We are so fragile, every single one of us.
Human life is more akin to a spider's web than any sort of rope, even with the vitamins we take and the utmost care we devote to keeping ourselves as death-free as possible.
Life: it is just so delicate... & the way it is taken from us?
Horrible.
I know we've just celebrated Easter & all, but today it's been harder for me to grasp. "Easter's over? It can't be! You don't understand, there's so much more that needs to be saved!" It's a little more of a desperate plea for reassurance than anything else. Not exactly the joyous living that usually follows this holiday.
This was mostly brought on by a documentary on World War II that my class & I have been watching for our 20th Century course. It's very well constructed, informative, and uses almost exclusively real footage from the war. Now, this is great & everything, very authentic.
But this is where my stomach and heart start to take over, and the appreciative side of my brain fades almost entirely into the background.

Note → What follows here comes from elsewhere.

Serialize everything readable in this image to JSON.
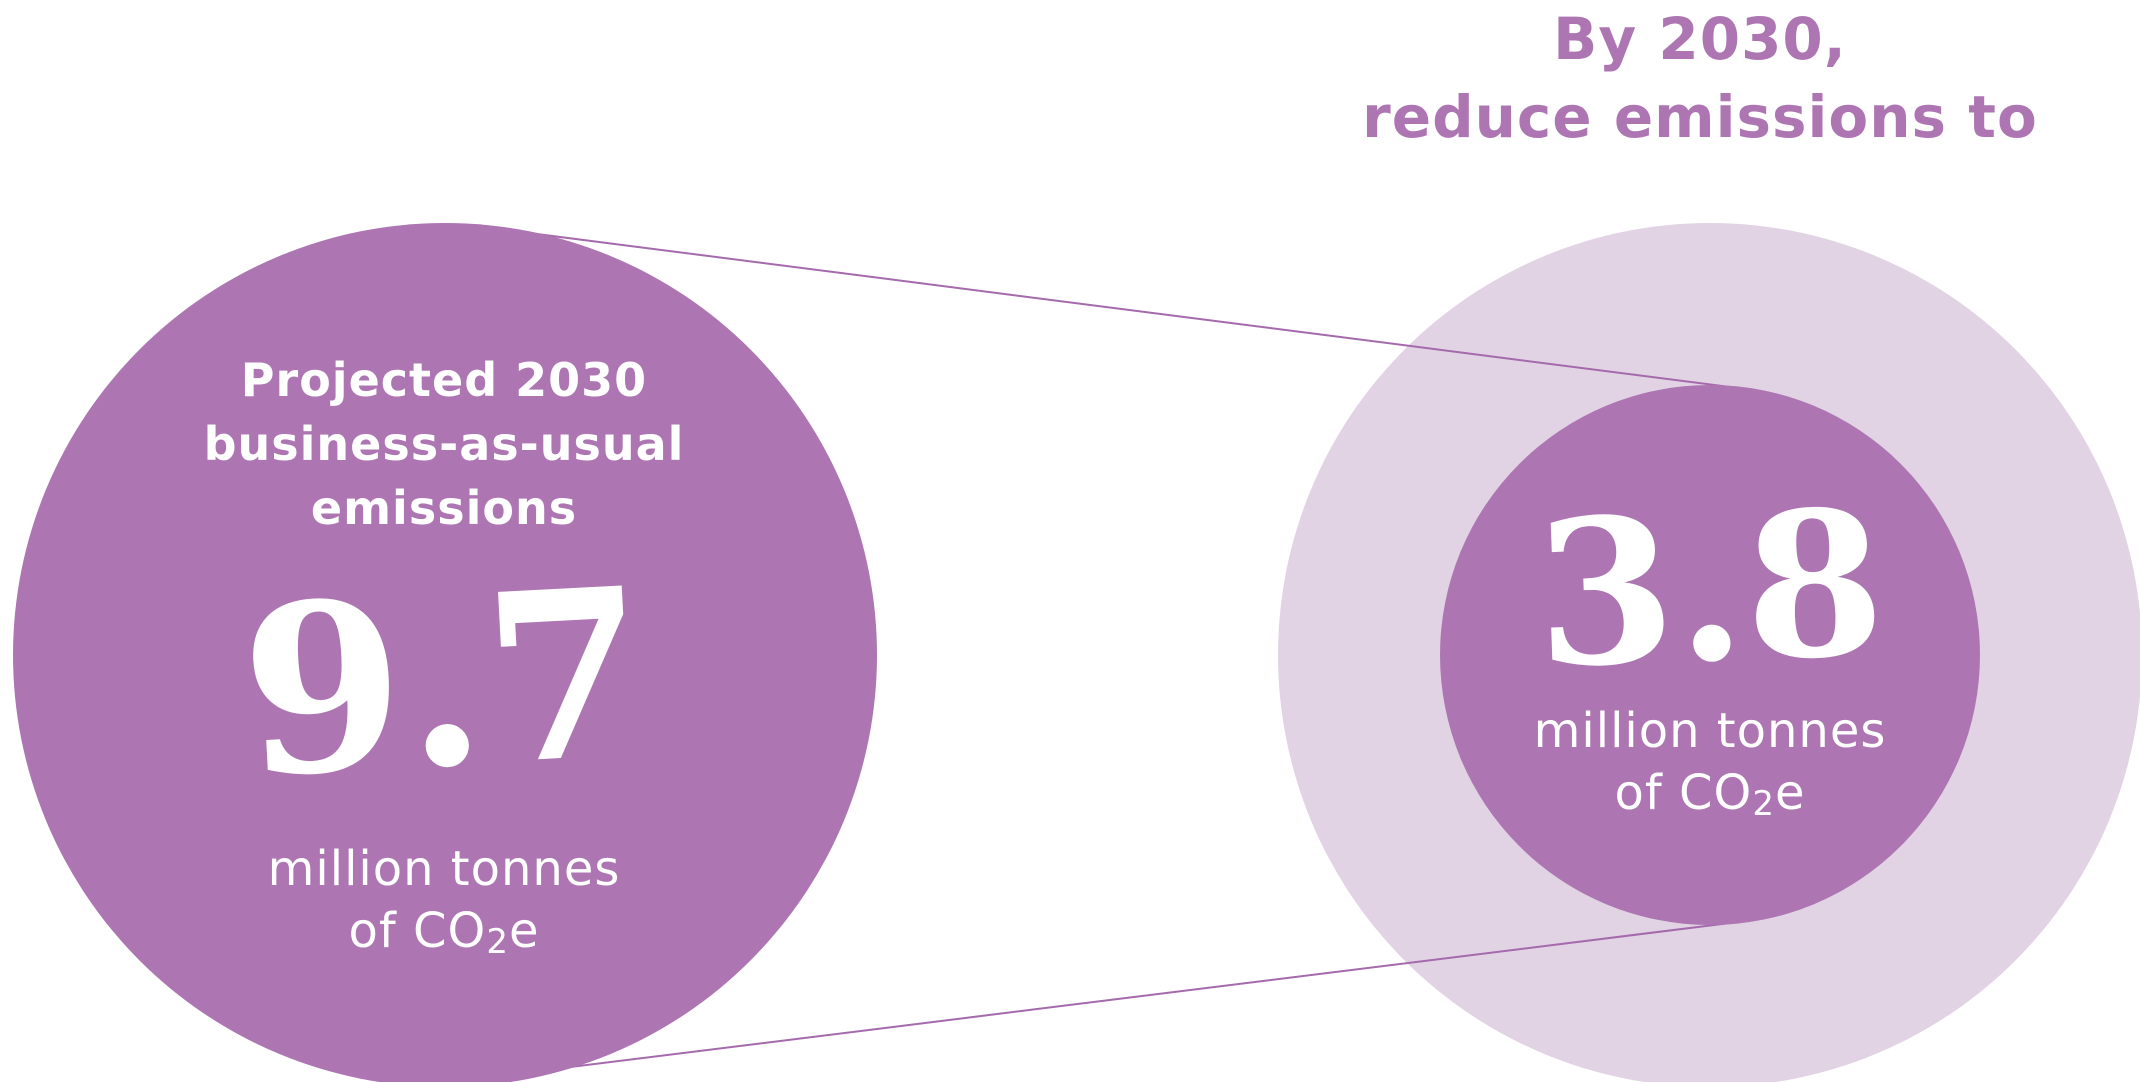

Just keep in mind that this blog post is being written by a person who claims violence in movies doesn't bother her at all, that zombies are the greatest, and give her slasher films by the dozen!
Now?
I don't know that I'll be able to stand it again.
Corpses don't look so bad in movies. After all, it's just a stunt actor, or a fake body. Either they'll get up after the shot, go home and eat dinner with their families, or they'll be recycled. No big deal.
But when you see the real stuff, the shells of people, the homes of souls lying there on the ground... You know, for the first time, that no director will call "Cut". There will be no getting up tonight.
There was a story in the episode today about two soldiers, one a Japanese, the other a good 'ol American Marine. The marine had just caught the Jap, who was injured in the back, unable to move his arms, after taking over one of the islands in the Pacific. The marine dragged the Jap by his feet along the ground. As the man screamed, one of the other soldiers noticed his teeth were covered in gold; the marine was going to claim his trophy. He pulled out a knife, and forced it under one of the crowns. The knife slipped, stabbing the roof of the man's mouth. As he struggled against the marine, still screaming, that good 'ol American boy forced his knife back into the man's mouth, slitting his cheeks from ear to ear. A fellow soldier finally noticed, and shot the Jap in the head, putting him out of his misery, but all he got from the marine was curses at the mercy. Even after this however, he didn't stop, but finished extracting the teeth.
And we have the audacity to call war a heroic action.
We have the presumption to say that human life is this expendable.
We have the utter, pure, unadulterated, fucking arrogance to say that it's worth it.
Is it?
Life: it is just so delicate.
We are so fragile, every single one of us.
...
I don't want to think about what seeing these things has done to my soul.
I don't ever want to know.
Because, after knowing that? Death, you do sting. Easter, in all of its reported glory, seems so worthless.
How thankful I am to know that our God doesn't leave us there.
He can't leave us there.
We are so fragile, every single one of us.
We need a Savior, and quickly...
We are so fragile, every single one of us.